Knapp and co-workers studied the genetics of the observed spread to eastern Europe. They used the EmsB microsatellite marker to analyse the genetic diversity of E. multilocularis in various European endemic areas. They found the lowest diversity in Slovakia and Poland and the highest in Switzerland and the Swabian Jura, arguing for the two latter regions being the oldest endemic areas in Europe in evolutionary terms and for a ‘mainland-island’ system governing pathogen transmission [101]. In northern Europe, the number of cases in Lithuania rose: the incidence increased from 0.03/105/year in 2004 to 0.57/105/year in 2009 and 0.74/105/year in 2012, exceeding all the overall national incidences in Europe published since 2001 [47]. Six Swedish AE patients with assumed infection abroad were officially reported in the Public Health Agency in 2014 and 2017, with the first two diagnoses in 2012 [102, 103]. The European Food Safety Authority registered three cases in Estonia in 2013 (no information about site of infection or diagnostic criteria) [104]. In Finland, there are unpublished data about a native patient with PCR-confirmed AE and a travel history to endemic destinations in Europe (Antti Lavikainen, personal communication) [105].
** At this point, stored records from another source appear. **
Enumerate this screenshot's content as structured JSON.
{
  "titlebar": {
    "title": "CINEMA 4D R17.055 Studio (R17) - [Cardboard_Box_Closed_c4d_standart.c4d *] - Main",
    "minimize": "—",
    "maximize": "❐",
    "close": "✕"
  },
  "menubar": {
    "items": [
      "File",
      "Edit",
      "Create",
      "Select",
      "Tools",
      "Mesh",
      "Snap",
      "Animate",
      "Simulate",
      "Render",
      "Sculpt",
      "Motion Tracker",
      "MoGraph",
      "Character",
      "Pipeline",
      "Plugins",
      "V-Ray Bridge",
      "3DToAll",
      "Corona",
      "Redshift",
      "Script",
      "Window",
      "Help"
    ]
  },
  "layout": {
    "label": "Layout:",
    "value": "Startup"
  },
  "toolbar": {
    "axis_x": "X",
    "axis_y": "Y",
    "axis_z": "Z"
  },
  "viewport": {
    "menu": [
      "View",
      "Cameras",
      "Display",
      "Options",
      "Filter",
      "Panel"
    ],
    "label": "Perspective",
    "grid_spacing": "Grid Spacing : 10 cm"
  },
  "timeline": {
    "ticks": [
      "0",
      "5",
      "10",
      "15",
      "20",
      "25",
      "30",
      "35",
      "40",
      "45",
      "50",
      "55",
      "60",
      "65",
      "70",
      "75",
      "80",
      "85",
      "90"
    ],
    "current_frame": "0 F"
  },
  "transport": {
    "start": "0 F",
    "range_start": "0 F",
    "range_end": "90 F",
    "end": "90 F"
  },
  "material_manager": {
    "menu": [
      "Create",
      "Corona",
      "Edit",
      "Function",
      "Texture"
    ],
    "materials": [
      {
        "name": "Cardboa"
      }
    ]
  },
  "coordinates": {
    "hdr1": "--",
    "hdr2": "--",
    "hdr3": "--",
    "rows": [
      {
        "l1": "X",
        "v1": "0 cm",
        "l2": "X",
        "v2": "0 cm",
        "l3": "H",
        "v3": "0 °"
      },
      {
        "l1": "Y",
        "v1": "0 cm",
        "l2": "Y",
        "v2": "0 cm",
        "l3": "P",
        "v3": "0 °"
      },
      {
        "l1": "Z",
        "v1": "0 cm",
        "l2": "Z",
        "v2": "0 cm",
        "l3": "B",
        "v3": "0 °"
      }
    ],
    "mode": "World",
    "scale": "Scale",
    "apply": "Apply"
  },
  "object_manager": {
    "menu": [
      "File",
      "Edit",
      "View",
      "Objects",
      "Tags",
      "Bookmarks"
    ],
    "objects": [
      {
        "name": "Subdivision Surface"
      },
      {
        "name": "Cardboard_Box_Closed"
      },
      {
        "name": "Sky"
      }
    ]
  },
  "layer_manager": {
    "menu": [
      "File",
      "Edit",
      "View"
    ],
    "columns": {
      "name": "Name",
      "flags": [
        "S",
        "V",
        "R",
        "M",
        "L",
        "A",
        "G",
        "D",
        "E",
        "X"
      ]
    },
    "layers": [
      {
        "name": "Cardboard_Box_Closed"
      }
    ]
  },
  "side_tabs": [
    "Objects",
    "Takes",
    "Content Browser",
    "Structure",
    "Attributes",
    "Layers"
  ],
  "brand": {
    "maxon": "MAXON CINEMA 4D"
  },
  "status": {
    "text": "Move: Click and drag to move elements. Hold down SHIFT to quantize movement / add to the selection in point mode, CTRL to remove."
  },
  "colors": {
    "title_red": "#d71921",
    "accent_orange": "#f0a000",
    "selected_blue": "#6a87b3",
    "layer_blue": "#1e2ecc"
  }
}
In Southern Europe, Slovenian AE cases have been published for the first time. Although there have already been cases of the disease reported in Spain, E. multilocularis has never been demonstrated in the wildlife to date, so there is not sufficient evidence for the endemicity of the parasite [67, 106]. In Greece, a patient of Macedonian origin living in Thessaloniki was registered via the European Echinococcosis Registry (Petra Kern, personal communication) [68]. Since its reporting in the late 1990s, no new cases were documented out of this area. In summary, we can say that without exception, we found an increase in reported case numbers in all significant endemic European countries (i.e. countries from which there are at least 20 reported cases of AE). There are three relevant hypotheses to explain this rise in Europe.

First of all, there is an increase in the red fox population in Europe, which is also related to the elimination of rabies, together with higher infection rates with E. multilocularis [63, 106, 107]. One Swiss study showed a direct correlation between the growing fox population and the increase in human echinococcosis [43]. The observed increasing urbanisation of the fox habitat is also noteworthy [108110]. Secondly, improved awareness of AE in the general population and healthcare workers may also have contributed to more cases being diagnosed or fewer incorrect diagnoses being made [111]. Thirdly, the possibilities for diagnostic investigation have improved considerably in the last 20 years, particularly with respect to imaging and molecular genetics [8, 63].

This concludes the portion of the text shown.